Позднее, перерабатывая «Июльскую грозу» для военного времени, Платонов составил план, точно отразивший и его первоначальный, «мирный» замысел: «…дети влекутся в неизвестное… <…> к бабушке, в другую деревню… <…> дети видят неизвестное, но скучают по известному — отцу и матери», а потом «узнают величие и мощь природы».
В военном рассказе июльская гроза рассматривалась в качестве репетиции перед грозой военной, как подготовка к новому испытанию, но в 1938-м Платонов нарисовал обыкновенную летнюю грозу как светопреставление. Дети уверены, что умрут, и эту уверенность помнивший о смерти чевенгурского мальчика и котловановой Насти автор разделяет, испытывая вместе с маленькими героями ужас, страх, отчаяние.
«Антошка видел: оттуда, из-за реки, шла страшная долгая ночь; в ней можно умереть, не увидев более отца с матерью, не наигравшись с ребятами на улице около колодца, не наглядевшись на все, что было у отцовского двора. И печка, на которой Антошка спал с сестрой в зимнее время, будет стоять пустой. Ему было жалко сейчас их смирную корову, приходящую каждый вечер домой с молоком, невидимых сверчков, кличущих кого-то перед сном, тараканов, живущих себе в темных и теплых щелях, лопухов на их дворе и старого плетня, который уже был на свете — ему об этом говорил отец, — когда Антошки еще вовсе не существовало; и этот плетень особенно озадачивал Антошку: он не мог понять, как могло что-нибудь быть прежде него самого, когда его не было, — что же эти предметы делали без него? Он думал, что они, наверно, скучали по нем и ожидали его. И вот он живет среди них, чтоб они все были рады, и не хочет помереть, чтоб они опять не скучали. Антошка прижался к сестре и заплакал от страха».

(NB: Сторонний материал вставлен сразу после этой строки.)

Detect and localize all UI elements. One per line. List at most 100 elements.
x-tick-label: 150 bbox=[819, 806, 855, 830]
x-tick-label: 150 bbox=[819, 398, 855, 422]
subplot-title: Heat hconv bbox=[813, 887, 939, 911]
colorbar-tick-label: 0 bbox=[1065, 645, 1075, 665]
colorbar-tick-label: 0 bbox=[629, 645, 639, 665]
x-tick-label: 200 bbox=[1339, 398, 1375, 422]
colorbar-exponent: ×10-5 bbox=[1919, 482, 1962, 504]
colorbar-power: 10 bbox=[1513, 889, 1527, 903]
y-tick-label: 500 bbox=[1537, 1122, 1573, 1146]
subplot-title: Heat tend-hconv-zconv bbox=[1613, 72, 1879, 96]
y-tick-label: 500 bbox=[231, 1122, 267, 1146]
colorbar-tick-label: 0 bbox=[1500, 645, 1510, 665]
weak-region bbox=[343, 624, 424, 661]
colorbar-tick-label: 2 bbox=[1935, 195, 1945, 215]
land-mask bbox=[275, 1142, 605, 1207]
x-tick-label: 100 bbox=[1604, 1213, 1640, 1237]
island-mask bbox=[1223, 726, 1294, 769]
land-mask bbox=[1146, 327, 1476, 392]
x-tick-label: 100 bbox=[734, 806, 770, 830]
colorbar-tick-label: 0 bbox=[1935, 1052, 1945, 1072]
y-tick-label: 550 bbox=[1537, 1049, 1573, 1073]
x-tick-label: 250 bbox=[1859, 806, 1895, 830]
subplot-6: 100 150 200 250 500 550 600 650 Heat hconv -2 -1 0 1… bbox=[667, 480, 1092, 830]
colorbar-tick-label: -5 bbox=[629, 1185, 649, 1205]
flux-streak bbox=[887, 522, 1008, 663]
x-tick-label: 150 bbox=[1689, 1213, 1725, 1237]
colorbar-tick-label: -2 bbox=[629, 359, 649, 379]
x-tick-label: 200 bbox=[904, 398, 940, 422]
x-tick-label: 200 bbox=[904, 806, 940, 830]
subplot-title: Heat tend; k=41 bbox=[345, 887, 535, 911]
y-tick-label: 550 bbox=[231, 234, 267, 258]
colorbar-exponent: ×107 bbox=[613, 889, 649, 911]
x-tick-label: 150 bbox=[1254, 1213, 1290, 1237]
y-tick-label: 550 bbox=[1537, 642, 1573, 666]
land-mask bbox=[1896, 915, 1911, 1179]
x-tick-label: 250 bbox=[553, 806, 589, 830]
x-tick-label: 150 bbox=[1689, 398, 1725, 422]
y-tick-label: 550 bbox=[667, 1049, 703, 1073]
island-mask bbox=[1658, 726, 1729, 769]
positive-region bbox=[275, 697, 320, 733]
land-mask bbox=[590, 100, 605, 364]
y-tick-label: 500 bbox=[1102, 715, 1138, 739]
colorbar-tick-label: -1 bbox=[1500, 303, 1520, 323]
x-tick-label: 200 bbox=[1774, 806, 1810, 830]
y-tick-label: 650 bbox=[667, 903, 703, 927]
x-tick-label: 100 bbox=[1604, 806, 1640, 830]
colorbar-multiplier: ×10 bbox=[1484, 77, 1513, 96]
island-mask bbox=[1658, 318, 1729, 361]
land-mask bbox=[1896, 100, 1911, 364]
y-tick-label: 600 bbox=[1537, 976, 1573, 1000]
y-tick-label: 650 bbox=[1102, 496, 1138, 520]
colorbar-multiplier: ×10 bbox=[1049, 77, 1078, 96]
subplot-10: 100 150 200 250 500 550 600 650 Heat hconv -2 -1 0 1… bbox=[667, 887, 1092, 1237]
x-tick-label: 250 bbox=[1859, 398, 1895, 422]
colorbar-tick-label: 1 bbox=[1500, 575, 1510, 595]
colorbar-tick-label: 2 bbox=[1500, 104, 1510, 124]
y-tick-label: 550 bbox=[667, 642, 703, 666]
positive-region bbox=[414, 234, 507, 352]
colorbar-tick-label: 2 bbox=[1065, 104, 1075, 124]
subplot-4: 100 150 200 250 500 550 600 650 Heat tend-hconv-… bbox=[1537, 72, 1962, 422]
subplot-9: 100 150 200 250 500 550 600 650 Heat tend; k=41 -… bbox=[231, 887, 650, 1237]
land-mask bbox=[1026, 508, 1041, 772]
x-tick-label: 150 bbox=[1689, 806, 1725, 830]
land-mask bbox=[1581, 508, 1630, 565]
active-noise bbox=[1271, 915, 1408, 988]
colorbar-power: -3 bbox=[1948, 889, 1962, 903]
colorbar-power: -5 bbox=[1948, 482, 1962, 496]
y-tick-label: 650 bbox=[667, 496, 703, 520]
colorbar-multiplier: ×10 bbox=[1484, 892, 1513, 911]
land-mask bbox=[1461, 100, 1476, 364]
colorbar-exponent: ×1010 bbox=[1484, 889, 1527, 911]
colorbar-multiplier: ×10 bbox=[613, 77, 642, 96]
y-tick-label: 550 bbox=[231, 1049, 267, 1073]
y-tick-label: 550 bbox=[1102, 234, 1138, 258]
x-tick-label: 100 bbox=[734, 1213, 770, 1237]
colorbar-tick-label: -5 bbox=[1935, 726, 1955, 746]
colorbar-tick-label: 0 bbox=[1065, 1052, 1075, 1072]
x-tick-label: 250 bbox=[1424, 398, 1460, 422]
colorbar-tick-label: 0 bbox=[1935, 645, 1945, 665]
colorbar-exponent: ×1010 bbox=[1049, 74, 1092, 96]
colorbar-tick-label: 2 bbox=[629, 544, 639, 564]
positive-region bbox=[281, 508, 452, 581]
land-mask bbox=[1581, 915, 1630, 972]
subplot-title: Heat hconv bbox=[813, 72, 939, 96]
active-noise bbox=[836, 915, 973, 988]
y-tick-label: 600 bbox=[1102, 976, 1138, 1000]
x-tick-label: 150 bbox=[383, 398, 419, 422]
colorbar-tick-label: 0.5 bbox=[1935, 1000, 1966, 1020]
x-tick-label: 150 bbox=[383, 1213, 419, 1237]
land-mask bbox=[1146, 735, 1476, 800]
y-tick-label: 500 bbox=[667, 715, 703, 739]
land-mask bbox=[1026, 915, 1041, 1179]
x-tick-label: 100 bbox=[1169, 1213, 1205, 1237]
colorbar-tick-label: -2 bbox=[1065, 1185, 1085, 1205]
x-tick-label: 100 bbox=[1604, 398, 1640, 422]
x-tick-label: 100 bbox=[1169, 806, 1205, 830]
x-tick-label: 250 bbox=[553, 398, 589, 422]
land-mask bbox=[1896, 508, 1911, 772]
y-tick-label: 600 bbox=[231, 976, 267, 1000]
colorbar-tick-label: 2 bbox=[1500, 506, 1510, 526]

Чувства сестры менее эгоцентричны: «Наташа села возле ржи и изо всех сил прижала к себе Антошку, чтобы хоть он остался живым и теплым около нее, если сама она умрет. Но ей подумалось, что вдруг Антошка помрет, а она одна уцелеет, — и тогда Наташа закричала криком, как большая женщина, чтобы ее услышали и помогли; ей показалось, что хуже и грустнее всего было бы жить последней на свете. Ведь, может быть, и дом их в колхозе сгорел от молнии и двор смыт дождем в пустое песчаное поле, а мать с отцом теперь уже умерли. И, приготовившись, чтобы скорее умереть самой, Наташа оставила Антошку и легла на землю вниз лицом; она хотела умереть первой в грозе и ливне, прежде чем умрет ее брат Антошка».